Now a student at the Command and General Staff College at Fort Leavenworth, Brierton was a plans officer in the Army Reserve’s 854th Engineer Battalion in Kingston, N.Y., about 45 minutes from New York City.

It was during a morning staff meeting when an administrator with the battalion, Bob Howe, entered the room to announce the first plane had hit one of the towers. Brierton and his associates didn’t believe Howe at first, but when he returned moments later to announce the news of a second plane hitting the World Trade Center, it all began to sink in.

“This feeling came across everybody there in the room that, ‘oh my God, we’re under attack,’ ” Brierton said. “Essentially at that point, we stopped the meeting. … We all gathered around the television and just started watching this.”

On that day, Brierton’s duties as a plans officer switched to running a 24-hour operations center. Throughout the course of September 2001, Brierton helped to man phones and organize the donation of bucket loaders and bulldozers to assist with cleanup efforts, as well as organize the donation of Army cots and tents to the National Guard. The Kingston post became a 24-hour communications cell, demanding 12- to 16-hour workdays of Brierton.

“During the first couple days, it was essentially hard to sleep,” Brierton remembers. “You were so tired, but your mind was racing. There were so many things that you had to get done in a timely manner. The first week was the toughest. It wasn’t like we were setting up these operations centers all of the time.”

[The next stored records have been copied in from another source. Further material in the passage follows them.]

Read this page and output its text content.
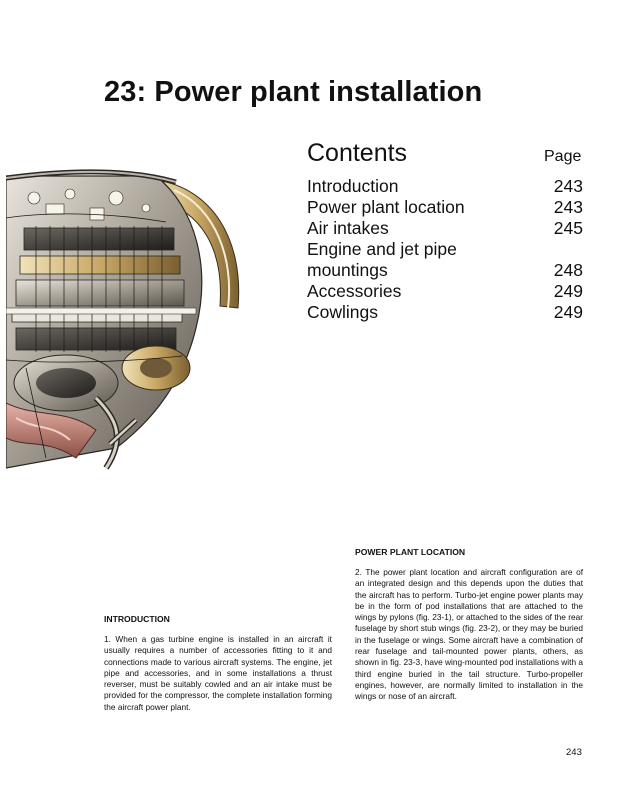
23: Power plant installation
Contents	Page
Introduction	243
Power plant location	243
Air intakes	245
Engine and jet pipe
mountings	248
Accessories	249
Cowlings	249
INTRODUCTION

1. When a gas turbine engine is installed in an aircraft it usually requires a number of accessories fitting to it and connections made to various aircraft systems. The engine, jet pipe and accessories, and in some installations a thrust reverser, must be suitably cowled and an air intake must be provided for the compressor, the complete installation forming the aircraft power plant.

POWER PLANT LOCATION

2. The power plant location and aircraft configuration are of an integrated design and this depends upon the duties that the aircraft has to perform. Turbo-jet engine power plants may be in the form of pod installations that are attached to the wings by pylons (fig. 23-1), or attached to the sides of the rear fuselage by short stub wings (fig. 23-2), or they may be buried in the fuselage or wings. Some aircraft have a combination of rear fuselage and tail-mounted power plants, others, as shown in fig. 23-3, have wing-mounted pod installations with a third engine buried in the tail structure. Turbo-propeller engines, however, are normally limited to installation in the wings or nose of an aircraft.

243
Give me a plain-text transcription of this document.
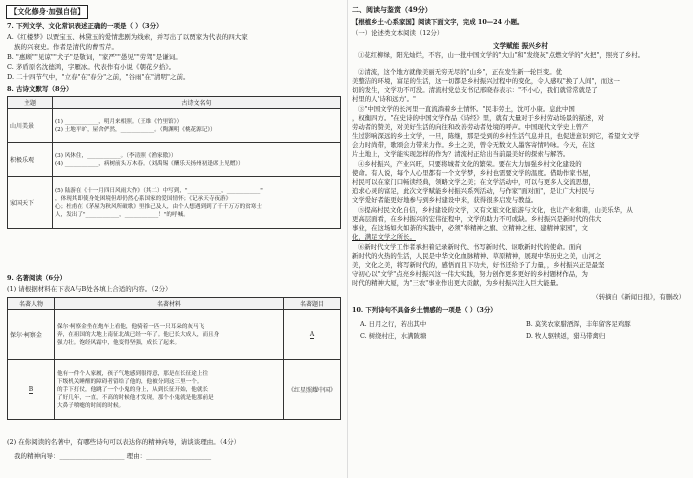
【文化修身·加强自信】
7. 下列文学、文化常识表述正确的一项是（ ）（3分）
A.《红楼梦》以贾宝玉、林黛玉的爱情悲剧为线索，并写出了以贾家为代表的四大家
族的兴衰史。作者是清代的曹雪芹。
B. "惠顾""见谅""犬子"是敬词，"家严""愚见""劳驾"是谦词。
C. 茅盾原名沈德鸿，字雁冰。代表作有小说《朝花夕拾》。
D. 二十四节气中，"立春"在"春分"之前，"谷雨"在"清明"之前。
8. 古诗文默写（8分）
主题	古诗文名句
山川美景	(1) ____________，明月来相照。（王维《竹里馆》）
(2) 土地平旷，屋舍俨然，____________。（陶渊明《桃花源记》）

积极乐观	(3) 风休住，____________。（李清照《渔家傲》）
(4) ____________，病树前头万木春。（刘禹锡《酬乐天扬州初逢席上见赠》）

家国天下	(5) 陆游在《十一月四日风雨大作》（其二）中写到，"____________，____________"
，体现其即使身处困境但却仍然心系国家的爱国情怀；《记承天寺夜游》
心；杜甫在《茅屋为秋风所破歌》里推己及人，由个人想遇到到了千千万万的贫寒士
人，发出了"____________，____________！"的呼喊。
9. 名著阅读（6分）
(1) 请根据材料在下表A与B处各填上合适的内容。（2分）
名著人物	名著材料	名著题目
保尔·柯察金	保尔·柯察金坐在炮车上看他，他骑着一匹一只耳朵的灰马飞
奔，在祖国的大地上南征北战已经一年了。他已长大成人，而且身
强力壮。饱经风霜中，他变得坚强，成长了起来。	A
B	他有一件个人家履，孩子气地感到很得意，那是在长征途上往
下级机关睡醒的障碍者留给了他的，他被分到这三里一个。
的手下打仗，他跳了一个小鬼的身上，从到长征开始，他就长
了好几年，一直，不高的时候他才发现，那个小鬼就是他那前是
大鼻子喷嚏的时间的时候。	《红星照耀中国》
(2) 在你阅读的名著中，有哪些诗句可以表达你的精神向导，请谈谈理由。（4分）
我的精神向导：____________________ 理由：____________________
二、阅读与鉴赏（49分）
【根植乡土·心系家国】阅读下面文字，完成 10—24 小题。
（一）论述类文本阅读（12分）
文学赋能 振兴乡村
①花红柳绿，阳光灿烂，不容，山一批中国文学的"大山"和"发绕灰"点燃文学的"火把"，照亮了乡村。
②清流，这个地方就像美丽无穷无尽的"山乡"，正在发生新一轮巨变。优
美整洁的环境，富足的生活，这一切都是乡村振兴过程中的变化，令人感叹"换了人间"，而这一
切的发生，文学功不可没。清流村党总支书记邢晓春表示："不小心，我们就常常就是了
村里的人'诗和远方'。"
③"中国文学的长河里一直流淌着乡土情怀。"民非劳土，沈可小康。息此中国
，权衡四方。"在史诗的中国文学作品《诗经》里，就有大量对于乡村劳动场景的描述，对
劳动者的赞美，对美好生活的向往和改善劳动者处境的呼声。中国现代文学史上曾产
生过影响深远的乡土文学，一旦，陈继，那是受到的乡村生活气息并且，也促进意识到它，希望文文学
会力时尚带，歌颂会力带来力作。乡土之美，曾令无数文人墨客寄情吟咏。今天，在这
片土地上，文学能实现怎样的作为？清流村正给出当前最美好的探索与解答。
④乡村振兴，产业兴旺，只要将城者文化的繁荣。要在大力加强乡村文化建设的
使命。有人说，每个人心里都有一个文学梦，乡村也需要文学的温度。借助作家书屋，
村民可以在家门口畅读经典，领略文学之美；在文学活动中，可以与更多人交流思想，
追求心灵的富足，此次文学赋能乡村振兴系列活动，与作家"面对面"，是让广大村民与
文学爱好者能更好地参与到乡村建设中来，获得很多启发与教益。
⑤提高村民文化自信，乡村建设的文学，又有文旅文化旅游与文化，也让产业和谐，山美乐华，从
更高层面看，在乡村振兴的宏伟征程中，文学的助力不可或缺。乡村振兴是新时代的伟大
事业，在这场如火如荼的实践中，必须"举精神之旗、立精神之柱、建精神家园"，文
化，满足文学之所长。
⑥新时代文学工作者承担着记录新时代、书写新时代、讴歌新时代的使命。面向
新时代的火热的生活，人民是中华文化血脉精神、草原精神，展现中华历史之美，山河之
美，文化之美，将写新时代的，感悟而且下功夫，好书还给予了力量，，乡村振兴正是最坚
守初心以"文学"点亮乡村振兴这一伟大实践，努力创作更多更好的乡村题材作品，为
时代的精神大厦，为"三农"事业作出更大贡献，为乡村振兴注入巨大能量。
（转摘自《新闻日报》，有删改）
10. 下列诗句不具备乡土情感的一项是（ ）（3分）
A. 日月之行，若出其中	B. 莫笑农家腊酒浑，丰年留客足鸡豚
C. 树绕村庄，水满陂塘	D. 牧人驱犊返，猎马带禽归
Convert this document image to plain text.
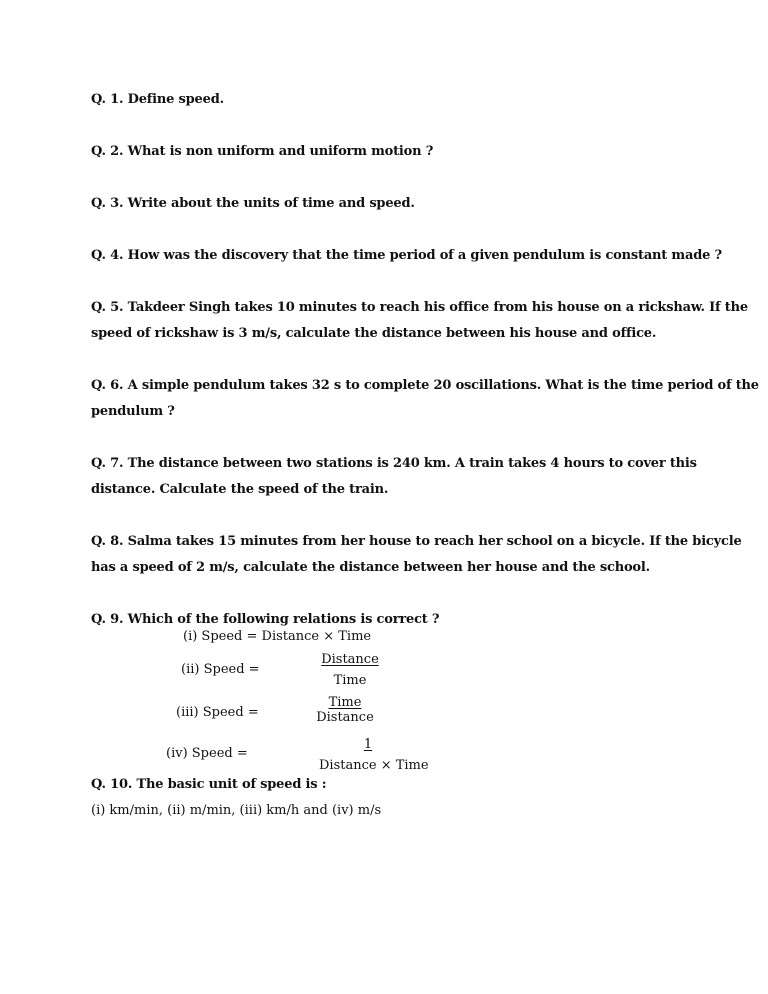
Q. 1. Define speed.
Q. 2. What is non uniform and uniform motion ?
Q. 3. Write about the units of time and speed.
Q. 4. How was the discovery that the time period of a given pendulum is constant made ?
Q. 5. Takdeer Singh takes 10 minutes to reach his office from his house on a rickshaw. If the
speed of rickshaw is 3 m/s, calculate the distance between his house and office.
Q. 6. A simple pendulum takes 32 s to complete 20 oscillations. What is the time period of the
pendulum ?
Q. 7. The distance between two stations is 240 km. A train takes 4 hours to cover this
distance. Calculate the speed of the train.
Q. 8. Salma takes 15 minutes from her house to reach her school on a bicycle. If the bicycle
has a speed of 2 m/s, calculate the distance between her house and the school.
Q. 9. Which of the following relations is correct ?
(i) Speed = Distance × Time
(ii) Speed =
Distance
Time
(iii) Speed =
Time
Distance
(iv) Speed =
1
Distance × Time
Q. 10. The basic unit of speed is :
(i) km/min, (ii) m/min, (iii) km/h and (iv) m/s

But Brierton’s duties in assisting with the aftermath of Sept. 11 didn’t end there. He was also assigned to be the casualty assistance officer to replace Army Reserve Staff Sgt. Frederick Ill Jr., who was a captain in New York City Fire Department Ladder 2. Ill was killed after entering the first tower; his body has never been found.

For two months, Brierton would assist with funeral arrangements for Ill, such as coordinating the funeral and arranging for death benefits and military honors. He remembers the experience being a difficult one, especially when working with Ill’s wife.

“What’s tough about that is talking about the benefits and figuring out how to be supportive, and at the same time trying to do your job in a professional manner,” Brierton said. “Because you really can’t show emotion. I can’t go in there and cry with Mary Ill.”

Brierton says he knew Ill, but not as well as he knew an executive officer for the 854th Battalion, Maj. Neil Scow, with whom he is still close. Scow was a lieutenant in FDNY Ladder 2 at the time and was supposed to work on Sept. 11, but he had asked Ill to switch with him.

“He was just very saddened by it,” Brierton said of Scow. “It’s just, you know, that feeling of loss. Fred was a great American. He was a public servant, as a captain of the fire department, as a soldier in the Army Reserve. He was a father, he was a husband.”

Years later, Brierton still remembers how such a tragic event, where more than 3,000 people were killed, became a formidable force for uniting the country. Despite such a great loss, he says something positive came out of that day.

“It was awe-inspiring how we came together and the normal differences among us as a nation fell to the wayside as we braced and poised ourselves for certain conflict in the Middle East,” Brierton wrote in an e-mail. “This wave of patriotism is still going on today, not as strong as it was immediately following 9/11; however, it is still there. The nation has done a tremendous job of supporting the troops and welcoming them home.”